© Ja Woolf
Santorini, in the Greek Cyclades, is an island that has always been dominated by its volcano, in good times and in bad. About 3,500 years ago, one of the largest volcanic explosions the earth has ever seen blew out the whole of the island's centre. The catastrophe reduced Santorini to a sickle-shaped piece of land centred on a huge lagoon known as a caldera. This caldera measures 12 kilometres across at the largest, and it is surrounded on three sides by 300 metre high cliffs.
For the people of modern Santorini the most significant thing about the explosion today is that it has made them rich. It has created the stunning views which now provide a major selling point for holiday apartments and hotels. Hundreds of these vacation dwellings, nearly all of them brightly whitewashed, overlook the lagoon. From a distance they seem to be scattered over the cliff-tops like a heavy sprinkling of salt.
Originally, many of the holiday homes were peasant dwellings, since islanders traditionally lived in caves in the rock face, with doors and windows added for privacy and light. Now, holidaymakers pay hundreds of euros to stay there. The small town of Imerovigli is among those offering the most spectacular panoramas. It has good views of the tiny island of Nea Kameni, thrown up by the volcano, which smoulders day and night with yellow sulphur as though guarding the gates of Hades. Nea Kameni’s outline is broken by a luminous-green bay that often holds a couple of sailing ships. In the evening the multi-coloured cliffs around glow pink in the sunset. It all looks as unreal as Peter Pan’s island.
But of course the volcano had far more important and significant effects than what happened to the tourist trade. The area around Santorini has been erupting periodically for millennia, but the most famous explosion is probably the one in the late Bronze Age which destroyed the amazingly advanced civilisation of the Minoans.
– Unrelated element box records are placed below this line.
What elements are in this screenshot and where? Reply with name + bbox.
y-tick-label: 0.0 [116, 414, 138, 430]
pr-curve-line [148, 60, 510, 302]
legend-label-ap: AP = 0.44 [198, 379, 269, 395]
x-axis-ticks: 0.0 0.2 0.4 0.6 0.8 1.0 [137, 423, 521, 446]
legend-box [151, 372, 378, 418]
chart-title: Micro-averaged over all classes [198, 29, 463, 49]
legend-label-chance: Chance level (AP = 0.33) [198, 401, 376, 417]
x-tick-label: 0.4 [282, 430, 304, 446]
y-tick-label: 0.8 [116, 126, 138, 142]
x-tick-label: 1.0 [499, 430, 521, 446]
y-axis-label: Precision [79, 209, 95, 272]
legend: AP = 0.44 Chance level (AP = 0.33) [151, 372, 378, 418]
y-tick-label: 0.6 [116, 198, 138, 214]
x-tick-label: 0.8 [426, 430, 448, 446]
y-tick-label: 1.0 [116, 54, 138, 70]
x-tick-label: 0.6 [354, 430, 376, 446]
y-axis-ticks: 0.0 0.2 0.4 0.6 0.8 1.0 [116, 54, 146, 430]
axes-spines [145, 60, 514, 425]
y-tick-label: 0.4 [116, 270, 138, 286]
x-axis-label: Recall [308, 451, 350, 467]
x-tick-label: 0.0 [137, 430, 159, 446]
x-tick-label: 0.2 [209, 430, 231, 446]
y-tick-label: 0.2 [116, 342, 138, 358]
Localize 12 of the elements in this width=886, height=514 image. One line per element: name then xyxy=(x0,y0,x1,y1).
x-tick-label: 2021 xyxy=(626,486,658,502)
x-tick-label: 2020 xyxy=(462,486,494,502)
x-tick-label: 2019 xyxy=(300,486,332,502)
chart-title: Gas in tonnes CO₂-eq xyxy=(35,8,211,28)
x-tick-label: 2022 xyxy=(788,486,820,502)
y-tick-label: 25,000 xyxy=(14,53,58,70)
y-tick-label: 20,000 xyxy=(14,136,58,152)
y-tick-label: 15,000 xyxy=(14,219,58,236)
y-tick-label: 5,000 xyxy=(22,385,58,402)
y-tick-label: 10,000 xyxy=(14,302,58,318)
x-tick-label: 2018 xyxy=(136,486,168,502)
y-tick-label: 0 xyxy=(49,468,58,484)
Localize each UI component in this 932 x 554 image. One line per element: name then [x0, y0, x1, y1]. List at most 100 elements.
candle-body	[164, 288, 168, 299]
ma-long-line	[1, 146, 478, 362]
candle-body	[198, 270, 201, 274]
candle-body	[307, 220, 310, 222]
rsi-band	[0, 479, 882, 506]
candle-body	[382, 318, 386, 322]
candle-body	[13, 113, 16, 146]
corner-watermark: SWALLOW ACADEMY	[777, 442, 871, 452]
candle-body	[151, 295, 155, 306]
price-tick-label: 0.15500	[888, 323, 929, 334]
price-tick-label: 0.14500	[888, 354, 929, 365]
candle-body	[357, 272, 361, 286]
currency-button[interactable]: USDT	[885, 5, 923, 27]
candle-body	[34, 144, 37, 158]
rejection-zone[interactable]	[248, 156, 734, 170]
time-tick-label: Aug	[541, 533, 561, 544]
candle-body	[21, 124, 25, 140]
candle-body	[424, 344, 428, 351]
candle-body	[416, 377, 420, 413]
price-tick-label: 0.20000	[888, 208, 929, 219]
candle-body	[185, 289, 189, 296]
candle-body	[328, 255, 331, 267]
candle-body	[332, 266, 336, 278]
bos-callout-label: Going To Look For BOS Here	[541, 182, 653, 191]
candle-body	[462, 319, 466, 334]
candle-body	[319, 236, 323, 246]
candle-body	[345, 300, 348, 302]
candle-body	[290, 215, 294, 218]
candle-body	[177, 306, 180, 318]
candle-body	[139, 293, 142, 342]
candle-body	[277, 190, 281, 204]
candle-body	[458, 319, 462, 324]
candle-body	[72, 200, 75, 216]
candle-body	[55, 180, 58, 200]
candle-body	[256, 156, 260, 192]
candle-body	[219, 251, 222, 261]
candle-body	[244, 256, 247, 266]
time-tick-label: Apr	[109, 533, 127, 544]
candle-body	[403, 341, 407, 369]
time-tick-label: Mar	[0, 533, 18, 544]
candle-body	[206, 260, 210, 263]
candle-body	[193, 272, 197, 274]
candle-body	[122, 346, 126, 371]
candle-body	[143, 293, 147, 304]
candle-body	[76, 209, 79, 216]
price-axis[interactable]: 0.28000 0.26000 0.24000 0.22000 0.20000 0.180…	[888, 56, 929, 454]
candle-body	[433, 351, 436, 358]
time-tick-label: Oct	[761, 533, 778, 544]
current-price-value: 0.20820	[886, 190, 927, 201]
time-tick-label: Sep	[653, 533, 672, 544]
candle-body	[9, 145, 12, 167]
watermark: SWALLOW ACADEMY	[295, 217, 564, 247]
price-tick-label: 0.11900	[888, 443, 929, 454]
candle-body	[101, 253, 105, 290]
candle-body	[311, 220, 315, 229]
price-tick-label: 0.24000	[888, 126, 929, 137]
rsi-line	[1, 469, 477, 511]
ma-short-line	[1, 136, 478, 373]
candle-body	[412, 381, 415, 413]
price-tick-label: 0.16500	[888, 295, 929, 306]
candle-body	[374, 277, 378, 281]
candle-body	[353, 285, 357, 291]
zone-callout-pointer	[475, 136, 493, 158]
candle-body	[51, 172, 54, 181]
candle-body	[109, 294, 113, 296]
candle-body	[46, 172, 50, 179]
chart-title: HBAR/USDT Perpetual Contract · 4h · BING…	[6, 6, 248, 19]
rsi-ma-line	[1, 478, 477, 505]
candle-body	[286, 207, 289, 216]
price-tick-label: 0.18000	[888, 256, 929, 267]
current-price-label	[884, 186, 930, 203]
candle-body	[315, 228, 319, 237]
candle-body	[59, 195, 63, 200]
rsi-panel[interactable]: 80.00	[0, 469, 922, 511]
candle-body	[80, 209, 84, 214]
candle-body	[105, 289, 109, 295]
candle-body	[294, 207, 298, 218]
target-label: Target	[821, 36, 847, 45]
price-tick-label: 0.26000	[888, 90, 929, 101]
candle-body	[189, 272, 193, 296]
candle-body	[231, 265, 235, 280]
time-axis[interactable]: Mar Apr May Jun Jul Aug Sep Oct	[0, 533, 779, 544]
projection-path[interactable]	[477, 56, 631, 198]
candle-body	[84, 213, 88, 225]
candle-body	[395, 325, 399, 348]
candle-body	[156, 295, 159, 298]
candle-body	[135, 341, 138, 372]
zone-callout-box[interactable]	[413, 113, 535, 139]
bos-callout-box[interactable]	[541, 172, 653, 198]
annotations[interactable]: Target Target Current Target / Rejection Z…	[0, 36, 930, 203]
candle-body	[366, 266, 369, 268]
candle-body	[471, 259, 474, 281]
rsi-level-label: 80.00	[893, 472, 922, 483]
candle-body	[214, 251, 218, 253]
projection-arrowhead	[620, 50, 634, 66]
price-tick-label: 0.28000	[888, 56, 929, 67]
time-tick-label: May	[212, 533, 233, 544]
The Minoan empire was based around the island of Crete, 70 nautical miles from Santorini.
The Minoans colonized many of the islands in the region, for they were a very advanced civilisation. They built enormous multi storey palaces, they had paved roads and even installed sewers! But approximately 3500 years ago, the vast explosion on Santorini sent a tsunami rolling across the Aegean to Crete, and Minoan culture was dealt a devastating blow from which it never recovered.
Back on Santorini, the Minoan town of Akrotiriwas also destroyed by the volcano's eruption. There is a huge archaeological site on the site of this vast town, barely excavated as yet, which is at the south of the island. At the time of the eruption, it seems that Akrotiri had been newly refurbished, because an earthquake the previous year had caused many inhabitants to move out while workmen restored the buildings, re-painted the frescoes and repaired the walls.
It was all in vain. Shortly after, the volcano exploded violently and entombed Akrotiri in ash. The Museum of Prehistoric Thira at Fira contains many beautifully painted, descriptive frescoes and artefacts from the town, and is a popular tourist attraction.
Will Santorini's volcano explode again? Undoubtedly. But volcanoes work on a very long timescale, and the experts do not predict that another major explosion will occur too soon.